本来なら不妊治療に入る前、希望者が検査をし、確実に番だと分かった上で治療にあたる場合に使われるが、今回は伊吹と蒼の体の変化とフェロモン数値の変動の原因を見極め、蒼の番が伊吹、柚、または全く別人なのかで、その後の治療が変わるからだ。
今回の検査結果は蒼と伊吹には伝えられない。
なぜなら二人はまだ未成年で、不妊治療ではなく今回の検査は診察方法の目安の為だから。
それはもし番だとしても、お互いが生涯の伴侶とはいかない場合があるからだ。
大半は出会えるのが奇跡で、幸せな日々を過ごしている。
だが番と言えど、人は人。
人格までは変えられない。
アルファとはいえ凶暴な者は凶暴、犯罪者であったり、サイコパスであったり…
番に出会ったからといって、もともと持っているそれらは残る。
いつもは優しくても人格が急変したり、最悪危害を加えたりすることまでは、変わらない。

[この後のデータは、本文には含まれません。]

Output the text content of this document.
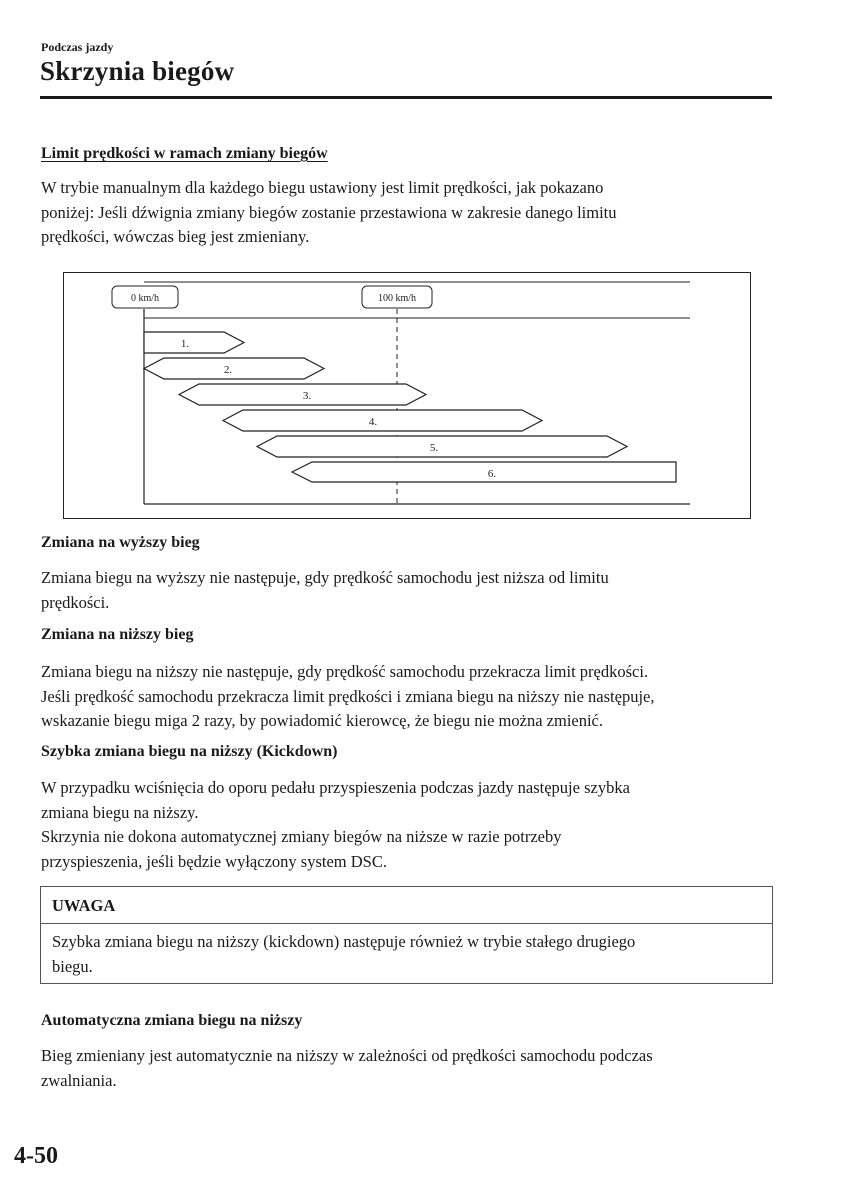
Podczas jazdy
Skrzynia biegów
Limit prędkości w ramach zmiany biegów
W trybie manualnym dla każdego biegu ustawiony jest limit prędkości, jak pokazano
poniżej: Jeśli dźwignia zmiany biegów zostanie przestawiona w zakresie danego limitu
prędkości, wówczas bieg jest zmieniany.
0 km/h	100 km/h
1.
2.
3.
4.
5.
6.
Zmiana na wyższy bieg
Zmiana biegu na wyższy nie następuje, gdy prędkość samochodu jest niższa od limitu
prędkości.
Zmiana na niższy bieg
Zmiana biegu na niższy nie następuje, gdy prędkość samochodu przekracza limit prędkości.
Jeśli prędkość samochodu przekracza limit prędkości i zmiana biegu na niższy nie następuje,
wskazanie biegu miga 2 razy, by powiadomić kierowcę, że biegu nie można zmienić.
Szybka zmiana biegu na niższy (Kickdown)
W przypadku wciśnięcia do oporu pedału przyspieszenia podczas jazdy następuje szybka
zmiana biegu na niższy.
Skrzynia nie dokona automatycznej zmiany biegów na niższe w razie potrzeby
przyspieszenia, jeśli będzie wyłączony system DSC.
UWAGA
Szybka zmiana biegu na niższy (kickdown) następuje również w trybie stałego drugiego
biegu.
Automatyczna zmiana biegu na niższy
Bieg zmieniany jest automatycznie na niższy w zależności od prędkości samochodu podczas
zwalniania.
4-50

そこでもし凶暴なアルファが番を見つけたと、そのオメガに執着しないとは限らない。
だから成人し伴侶となり、お互い希望者の元でしか、または医師が治療の為必要だと判断した時しか検査はしないし、結果を伝えるのは前者だけだ。
それ以外は結果は伝えない。
それが決まりだ。
「蒼くん最終確認だが、今回の検査での結果は蒼くんにも伊吹くんにも教えられない。いいね」
勇気の問いかけに、
「はい。わかりました」
力強く蒼は頷いた。
俺には伊吹しかいない。
それは絶対に変わらない。
「じゃあ、この注射で人意的にラットを起こす。ピークになった時に採血をする。心身的に大変だと思うけど、頑張れるか?」
勇気が蒼に念押しをする。
「はい。よろしくお願いします」
蒼は自ら腕を勇気に差し出した。
「私達はすぐ隣りの部屋で蒼くんの様子を見ているけど。何かあればすぐにボタンをおしてくれ」
蒼に緊急用のボタンを手渡し、
「それじゃあ注射するよ」
ラット誘発剤を勇気が蒼の腕に刺した。
!!!!
その瞬間、蒼の心臓は跳ね上がり、
体の中に急激に熱いものが駆け巡り、欲望が脳内を占めていく。